Naharnet - EU ambassador says refugees won't return soon even if there were peace, February 05, 2016



The head of the Delegation of the European Union to Lebanon, Ambassador Christina Lassen, has said that Syrian refugees will not return to their country quickly even if there were peace.

“What we eventually want is a solution to the crisis. They have to return home,” Lassen told As Safir daily published on Friday.

“But even if there were peace (in Syria) tomorrow, they won’t be going immediately,” she said.

“The international community had to make sure that they are living in good conditions and are not left in bad conditions,” the diplomat added.

An international donor conference in London has received pledges totaling of around $10 billion by 2020 to help fund schools, shelter and jobs for refugees from Syria's civil war, money that British Prime Minister David Cameron said "will save lives, will give hope, will give people the chance of a future."

The one-day meeting, held under tight security at a conference center near Parliament, aspired to bring new urgency to the effort to help the 4.6 million Syrians who have sought refuge in neighboring countries including Jordan, Lebanon and Turkey. Another 6 million people or more are displaced within Syria, and a quarter of a million have been killed.
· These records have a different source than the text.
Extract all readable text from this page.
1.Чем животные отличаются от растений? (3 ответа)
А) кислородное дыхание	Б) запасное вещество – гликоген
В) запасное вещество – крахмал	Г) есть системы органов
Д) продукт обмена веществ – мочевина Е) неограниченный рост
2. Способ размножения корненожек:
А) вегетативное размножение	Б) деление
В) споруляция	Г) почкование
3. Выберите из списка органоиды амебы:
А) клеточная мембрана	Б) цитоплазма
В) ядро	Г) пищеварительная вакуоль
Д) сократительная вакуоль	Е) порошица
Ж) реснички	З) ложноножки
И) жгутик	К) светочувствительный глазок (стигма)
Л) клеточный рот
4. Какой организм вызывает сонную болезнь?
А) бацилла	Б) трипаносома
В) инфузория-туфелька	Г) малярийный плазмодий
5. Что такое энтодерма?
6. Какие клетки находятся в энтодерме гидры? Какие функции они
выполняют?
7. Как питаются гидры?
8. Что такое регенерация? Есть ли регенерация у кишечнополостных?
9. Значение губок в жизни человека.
The Lebanese government has proposed some programs that would help the Syrian refugees work in certain sectors, such as agriculture and construction.

But the issue has left some people jittery over fears that the displaced Syrians will remain in Lebanon similar to the Palestinian refugees.

“I understand the feeling of the Lebanese people given their long experience with displacement. Unfortunately, the situation of the Palestinians is very difficult because it’s not clear where they can go,” said Lassen.

“But the Syrians have their homeland,” she added.